Gejala formalisme hukum Islam inilah yang kemudian melanda Indonesia: “syariahisasi”. Semua hal mau diberi label syariah, termasuk negara, dengan jargon “NKRI Bersyariah”, sebuah anakronisme yang getir. Gejala itu merembet ke daerah-daerah, hingga banyak muncul istilah peraturan daerah (perda) syariah. Maka, seorang gubernur pun ada yang mewajibkan seluruh aparaturnya salat berjamaah lima waktu, yang sudah jelas hukumnya sunah muakad. Maka, di berbagai pelosok Nusantara pun menjamur label syariah, hingga ada wisata syariah, ada pengobatan syariah, ada salon kecantikan syariah, bahkan ada panti pijat syariah. Masih kurang? Ada jilbab syar’i! (Seakan-akan ada jilbab yang tak syar’i, misalkan jilboobs).
Bagaimana kita membaca gejala “syariahisasi” ini, di Indonesia? Jika kita membaca buku Ilusi Negara Islam yang penerbitannya diinisiasi KH Abdurahman Wahid (Gus Dur), maka sesungguhnya “syariahisasi” ini bagian dari perang ideologi dari kelompok yang disebut Wahabi, yang jaringan dan pengikutnya telah menyusup ke berbagai elemen masyarakat Indonesia. Tujuan akhirnya, tentu, menjadikan Indonesia sebagai negara Islam atau dalam irisan lain menegakkan sistem khilafah di Nusantara.
Tentu saja, medan peperangan adalah pasar terbuka bagi para pemburu rente. Karena itu, di bawah hiruk-pikuk peperangan ideologi, istilah syariah pun berubah menjadi merek dagang. Di situ, motifnya bukan lagi ideologi,alih-alih menjalankan dinul Islam dengan benar, tapi keuntungan ekonomi. Maka ada bank syariah, yang praktiknya wallahualam. Ada kluster-kluster kompleks perumahan syariah. Bahkan shampoo pun ada yang syariah.

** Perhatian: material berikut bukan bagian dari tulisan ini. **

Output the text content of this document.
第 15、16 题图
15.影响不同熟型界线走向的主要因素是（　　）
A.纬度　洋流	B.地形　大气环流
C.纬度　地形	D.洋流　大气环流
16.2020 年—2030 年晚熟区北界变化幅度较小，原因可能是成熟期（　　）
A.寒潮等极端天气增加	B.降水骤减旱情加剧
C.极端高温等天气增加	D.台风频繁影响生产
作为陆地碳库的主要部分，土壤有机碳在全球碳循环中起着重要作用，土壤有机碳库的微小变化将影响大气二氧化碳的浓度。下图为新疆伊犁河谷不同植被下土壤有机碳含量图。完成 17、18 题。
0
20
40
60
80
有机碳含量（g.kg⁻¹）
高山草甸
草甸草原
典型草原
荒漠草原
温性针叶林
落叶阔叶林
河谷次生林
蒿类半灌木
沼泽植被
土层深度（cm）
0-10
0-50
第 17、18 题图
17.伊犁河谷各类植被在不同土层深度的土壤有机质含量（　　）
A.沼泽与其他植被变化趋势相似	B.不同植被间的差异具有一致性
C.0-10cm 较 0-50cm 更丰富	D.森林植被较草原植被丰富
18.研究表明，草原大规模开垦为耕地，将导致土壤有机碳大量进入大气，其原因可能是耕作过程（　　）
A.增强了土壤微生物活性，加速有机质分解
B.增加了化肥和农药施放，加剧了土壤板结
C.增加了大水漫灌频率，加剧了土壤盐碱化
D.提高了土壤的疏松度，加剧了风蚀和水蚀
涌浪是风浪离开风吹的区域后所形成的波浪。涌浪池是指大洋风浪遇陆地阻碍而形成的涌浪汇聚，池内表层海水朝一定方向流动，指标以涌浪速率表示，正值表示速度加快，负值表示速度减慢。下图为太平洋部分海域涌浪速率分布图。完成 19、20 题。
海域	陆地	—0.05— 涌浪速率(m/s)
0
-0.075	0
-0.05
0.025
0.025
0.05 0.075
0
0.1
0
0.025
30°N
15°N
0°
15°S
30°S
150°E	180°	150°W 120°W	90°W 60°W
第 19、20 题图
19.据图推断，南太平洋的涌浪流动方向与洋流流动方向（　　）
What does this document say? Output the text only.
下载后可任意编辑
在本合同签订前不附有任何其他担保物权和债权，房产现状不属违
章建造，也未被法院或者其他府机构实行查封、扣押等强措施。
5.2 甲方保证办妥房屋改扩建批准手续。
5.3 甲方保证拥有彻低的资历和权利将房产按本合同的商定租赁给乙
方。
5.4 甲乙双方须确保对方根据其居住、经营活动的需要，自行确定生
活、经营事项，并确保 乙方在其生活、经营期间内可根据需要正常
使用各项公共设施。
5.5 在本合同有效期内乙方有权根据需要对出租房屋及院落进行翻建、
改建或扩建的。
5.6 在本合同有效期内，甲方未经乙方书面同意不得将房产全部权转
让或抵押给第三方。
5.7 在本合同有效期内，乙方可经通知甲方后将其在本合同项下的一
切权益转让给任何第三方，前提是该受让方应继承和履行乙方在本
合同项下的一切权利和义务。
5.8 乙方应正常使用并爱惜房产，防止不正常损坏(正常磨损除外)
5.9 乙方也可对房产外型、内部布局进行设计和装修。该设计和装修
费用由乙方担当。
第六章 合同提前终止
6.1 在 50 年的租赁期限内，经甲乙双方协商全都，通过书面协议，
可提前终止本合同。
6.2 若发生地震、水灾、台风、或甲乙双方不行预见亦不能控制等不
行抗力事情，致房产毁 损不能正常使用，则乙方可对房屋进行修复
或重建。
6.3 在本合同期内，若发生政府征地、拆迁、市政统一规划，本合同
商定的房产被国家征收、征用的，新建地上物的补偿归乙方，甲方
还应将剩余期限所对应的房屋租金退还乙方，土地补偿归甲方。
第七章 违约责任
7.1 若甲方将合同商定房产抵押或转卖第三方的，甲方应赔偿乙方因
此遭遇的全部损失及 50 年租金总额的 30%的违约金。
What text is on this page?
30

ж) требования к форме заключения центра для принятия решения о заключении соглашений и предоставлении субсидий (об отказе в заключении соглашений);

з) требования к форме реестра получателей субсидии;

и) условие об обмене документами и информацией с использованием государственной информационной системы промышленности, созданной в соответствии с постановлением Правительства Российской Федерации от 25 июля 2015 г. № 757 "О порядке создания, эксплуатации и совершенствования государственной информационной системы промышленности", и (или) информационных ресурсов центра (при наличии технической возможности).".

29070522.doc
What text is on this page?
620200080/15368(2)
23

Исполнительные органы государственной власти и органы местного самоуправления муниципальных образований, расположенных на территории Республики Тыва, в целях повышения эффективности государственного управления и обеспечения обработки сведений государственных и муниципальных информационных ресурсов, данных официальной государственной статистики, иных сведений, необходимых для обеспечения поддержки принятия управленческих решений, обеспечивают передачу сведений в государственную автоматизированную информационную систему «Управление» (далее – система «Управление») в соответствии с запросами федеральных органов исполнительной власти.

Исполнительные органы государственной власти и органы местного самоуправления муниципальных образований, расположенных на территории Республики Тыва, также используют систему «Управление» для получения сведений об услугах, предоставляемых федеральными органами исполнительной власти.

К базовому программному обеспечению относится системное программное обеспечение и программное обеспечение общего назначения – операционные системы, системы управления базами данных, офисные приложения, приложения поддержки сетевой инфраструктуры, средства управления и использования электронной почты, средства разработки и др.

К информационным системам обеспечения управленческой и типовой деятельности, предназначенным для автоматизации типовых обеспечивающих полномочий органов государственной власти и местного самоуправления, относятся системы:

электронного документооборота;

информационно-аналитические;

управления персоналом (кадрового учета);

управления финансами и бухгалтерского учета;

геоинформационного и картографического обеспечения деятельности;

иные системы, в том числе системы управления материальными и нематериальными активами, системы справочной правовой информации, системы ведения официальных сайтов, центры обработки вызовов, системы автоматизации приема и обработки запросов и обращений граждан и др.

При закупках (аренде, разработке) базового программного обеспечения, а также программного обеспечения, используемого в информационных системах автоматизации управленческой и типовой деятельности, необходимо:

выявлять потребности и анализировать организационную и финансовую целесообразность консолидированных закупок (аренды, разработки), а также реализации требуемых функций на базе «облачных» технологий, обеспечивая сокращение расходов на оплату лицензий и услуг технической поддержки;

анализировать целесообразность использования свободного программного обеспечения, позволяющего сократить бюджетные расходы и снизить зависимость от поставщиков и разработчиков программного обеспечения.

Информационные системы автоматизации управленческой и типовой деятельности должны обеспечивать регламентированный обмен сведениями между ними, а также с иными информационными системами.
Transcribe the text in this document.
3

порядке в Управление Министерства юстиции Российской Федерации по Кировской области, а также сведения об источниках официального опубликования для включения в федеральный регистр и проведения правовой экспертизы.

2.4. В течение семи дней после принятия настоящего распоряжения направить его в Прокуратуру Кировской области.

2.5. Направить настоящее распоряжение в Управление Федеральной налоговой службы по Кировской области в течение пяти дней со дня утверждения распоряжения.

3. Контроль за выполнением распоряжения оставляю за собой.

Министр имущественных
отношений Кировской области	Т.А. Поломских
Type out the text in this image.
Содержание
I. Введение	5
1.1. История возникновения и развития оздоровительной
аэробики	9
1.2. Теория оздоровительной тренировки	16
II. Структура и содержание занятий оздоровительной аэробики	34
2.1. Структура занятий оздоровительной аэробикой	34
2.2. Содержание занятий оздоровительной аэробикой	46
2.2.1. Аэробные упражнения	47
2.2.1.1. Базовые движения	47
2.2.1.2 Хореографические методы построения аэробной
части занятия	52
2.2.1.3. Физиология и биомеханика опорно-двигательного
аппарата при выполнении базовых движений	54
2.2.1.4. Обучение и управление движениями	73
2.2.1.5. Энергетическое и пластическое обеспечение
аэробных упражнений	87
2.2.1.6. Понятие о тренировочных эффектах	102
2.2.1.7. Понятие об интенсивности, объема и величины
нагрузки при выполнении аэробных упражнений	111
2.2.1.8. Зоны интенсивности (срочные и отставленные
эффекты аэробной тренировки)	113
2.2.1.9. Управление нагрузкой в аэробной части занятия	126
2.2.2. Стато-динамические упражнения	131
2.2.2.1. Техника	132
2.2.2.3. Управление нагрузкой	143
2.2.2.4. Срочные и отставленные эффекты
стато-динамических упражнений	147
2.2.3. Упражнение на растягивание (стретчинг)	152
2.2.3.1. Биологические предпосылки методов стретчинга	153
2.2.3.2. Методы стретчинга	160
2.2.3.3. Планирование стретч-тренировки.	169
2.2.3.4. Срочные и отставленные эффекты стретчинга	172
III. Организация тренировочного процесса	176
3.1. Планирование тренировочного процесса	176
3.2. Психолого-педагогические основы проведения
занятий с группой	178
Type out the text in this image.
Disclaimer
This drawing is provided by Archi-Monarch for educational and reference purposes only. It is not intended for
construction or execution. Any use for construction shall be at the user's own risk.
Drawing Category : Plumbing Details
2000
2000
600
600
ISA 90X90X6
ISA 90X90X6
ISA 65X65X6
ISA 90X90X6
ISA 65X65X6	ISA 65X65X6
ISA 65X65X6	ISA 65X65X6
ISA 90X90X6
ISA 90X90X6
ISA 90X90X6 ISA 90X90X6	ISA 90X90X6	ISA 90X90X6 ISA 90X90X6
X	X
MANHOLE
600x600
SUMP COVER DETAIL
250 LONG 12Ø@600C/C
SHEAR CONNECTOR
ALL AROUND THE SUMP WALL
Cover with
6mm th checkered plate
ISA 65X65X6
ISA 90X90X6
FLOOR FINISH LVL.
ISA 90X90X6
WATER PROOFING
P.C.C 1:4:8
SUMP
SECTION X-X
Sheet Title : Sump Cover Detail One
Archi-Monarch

Yang terasa lebih getir adalah ketika melihat orang-orang yang tidak tahu asal muasalnya lalu kegenitan dan terbawa arus “syariahisasi”. Mereka merasa diri sebagai kaum muhajirin, yang bersama Nabi berhijrah dari Mekkah ke Madinah. Inilah mungkin representasinya: ada seorang artis yang baru “hijrah” ngotot berkeliling kemana-mana mencari masjid untuk Jumatan di tengah pandemi Corona. Ia merekam perjalanannya saat mencari masjid sambil menyindir yang tak Jumatan sebagai kafir, dan disiarkan melalui Vlog. Tahukah dia bahwa pamer diri beribadah itu telah menghilangkan pahalanya? Apalagi dengan mengkafirkan sesamanya?
Tapi saya pun suka genit dan ikut-ikutan. Di ruang diskusi duniasantri, saya bagikan tayangan Liga Inggris yang disiarkan salah satu stasiun televisi di Timur Tengah, lalu saya beri title “Sepak Bola Syariah”. Tentu saja karena disiarkan dalam bahasa Arab.
Lagi, ruang diskusi duniasantri bergetar oleh ledakan tawa kami.